The trial court error at issue can be summarized as follows. During jury deliberations,
the jury foreman sent two notes to the trial court. The first note contained a jury request to
listen to a key witness's testimony. The second note requested that the court provide the jury
with a definition of aiding and abetting. Neither of these notes was ever shown to the judge
or the attorneys. Instead, the bailiff denied the jury's first request by writing "no" on the note.
The record does not reveal whether the jury received a response to the second note.
Failure to bring these notes to the attention of the parties constituted reversible error.
Winters II, 678 N.E.2d at 410. During the trial, IC 34-1-21-6 was in effect and provided:
After the jury have retired for deliberation, if there is a disagreement between
them as to any part of the testimony, or if they desire to be informed as to any
point of law arising in the case, they may request the officer to conduct them
into court, where the information required shall be given in the presence of, or
after notice to, the parties or their attorneys.

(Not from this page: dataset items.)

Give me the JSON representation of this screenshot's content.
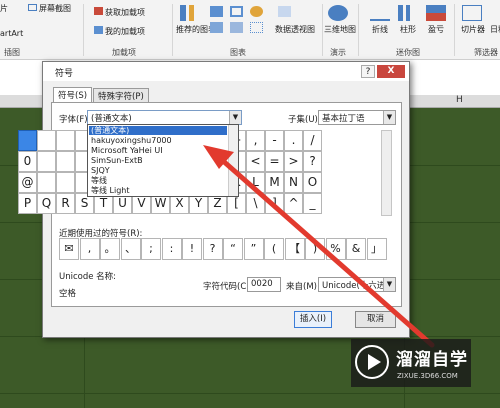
{
  "ribbon": {
    "items": [
      "图片",
      "屏幕截图",
      "获取加载项",
      "我的加载项",
      "推荐的图表",
      "数据透视图",
      "三维地图",
      "折线",
      "柱形",
      "盈亏",
      "切片器",
      "日程表"
    ],
    "partial_left": [
      "片",
      "artArt"
    ],
    "groups": [
      "插图",
      "加载项",
      "图表",
      "演示",
      "迷你图",
      "筛选器"
    ]
  },
  "sheet": {
    "column_h": "H"
  },
  "dialog": {
    "title": "符号",
    "help": "?",
    "close": "X",
    "tabs": [
      "符号(S)",
      "特殊字符(P)"
    ],
    "font_label": "字体(F):",
    "font_value": "(普通文本)",
    "subset_label": "子集(U):",
    "subset_value": "基本拉丁语",
    "font_list": [
      "(普通文本)",
      "hakuyoxingshu7000",
      "Microsoft YaHei UI",
      "SimSun-ExtB",
      "SJQY",
      "等线",
      "等线 Light"
    ],
    "symbols": [
      [
        "",
        "",
        "",
        "",
        "",
        "",
        "",
        "",
        "",
        ")",
        "*",
        "+",
        ",",
        "-",
        ".",
        "/"
      ],
      [
        "0",
        "",
        "",
        "",
        "",
        "",
        "",
        "",
        "",
        "9",
        ":",
        ";",
        "<",
        "=",
        ">",
        "?"
      ],
      [
        "@",
        "",
        "",
        "",
        "",
        "",
        "",
        "",
        "",
        "I",
        "J",
        "K",
        "L",
        "M",
        "N",
        "O"
      ],
      [
        "P",
        "Q",
        "R",
        "S",
        "T",
        "U",
        "V",
        "W",
        "X",
        "Y",
        "Z",
        "[",
        "\\",
        "]",
        "^",
        "_"
      ]
    ],
    "recent_label": "近期使用过的符号(R):",
    "recent": [
      "✉",
      ",",
      "。",
      "、",
      ";",
      ":",
      "!",
      "?",
      "“",
      "”",
      "(",
      "【",
      ")",
      "%",
      "&",
      "」"
    ],
    "unicode_name_label": "Unicode 名称:",
    "unicode_name_value": "空格",
    "char_code_label": "字符代码(C):",
    "char_code_value": "0020",
    "from_label": "来自(M):",
    "from_value": "Unicode(十六进",
    "insert": "插入(I)",
    "cancel": "取消"
  },
  "watermark": {
    "brand": "溜溜自学",
    "url": "ZIXUE.3D66.COM"
  },
  "colors": {
    "sheet_bg": "#3d5a28",
    "selection": "#2f6ec9",
    "arrow": "#e23a2e"
  }
}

We determined that the first jury note could have been interpreted as manifesting juror
disagreement regarding the witness's testimony and that such a note required the court to call
the parties or their attorneys into court. Winters II, 678 N.E.2d at 410. Too, we held that the
jury's second note mandated that the court follow the statutory procedure because it
manifested the jury's desire to be informed regarding a point of law. Id.
Although we held in Winters II that the trial court's error was reversible, we also
concluded that it was not fundamental. The error was not fundamental because it was not
a blatant violation of basic principles such that the defendant could not possibly have had a
fair trial. Id. We reaffirm that conclusion and add that the evidence of Winters' guilt is
overwhelming. See Winters I, 530 N.E.2d at 289-90. In light of this evidence, we are unable
to conclude that Winters' convictions are fundamentally unfair or unreliable. Accordingly,
we reject Winters' claim that he is entitled to a new trial as a result of the ineffectiveness of
his appellate counsel.
Affirmed.
GARRARD, J., and MATTINGLY, J., concur.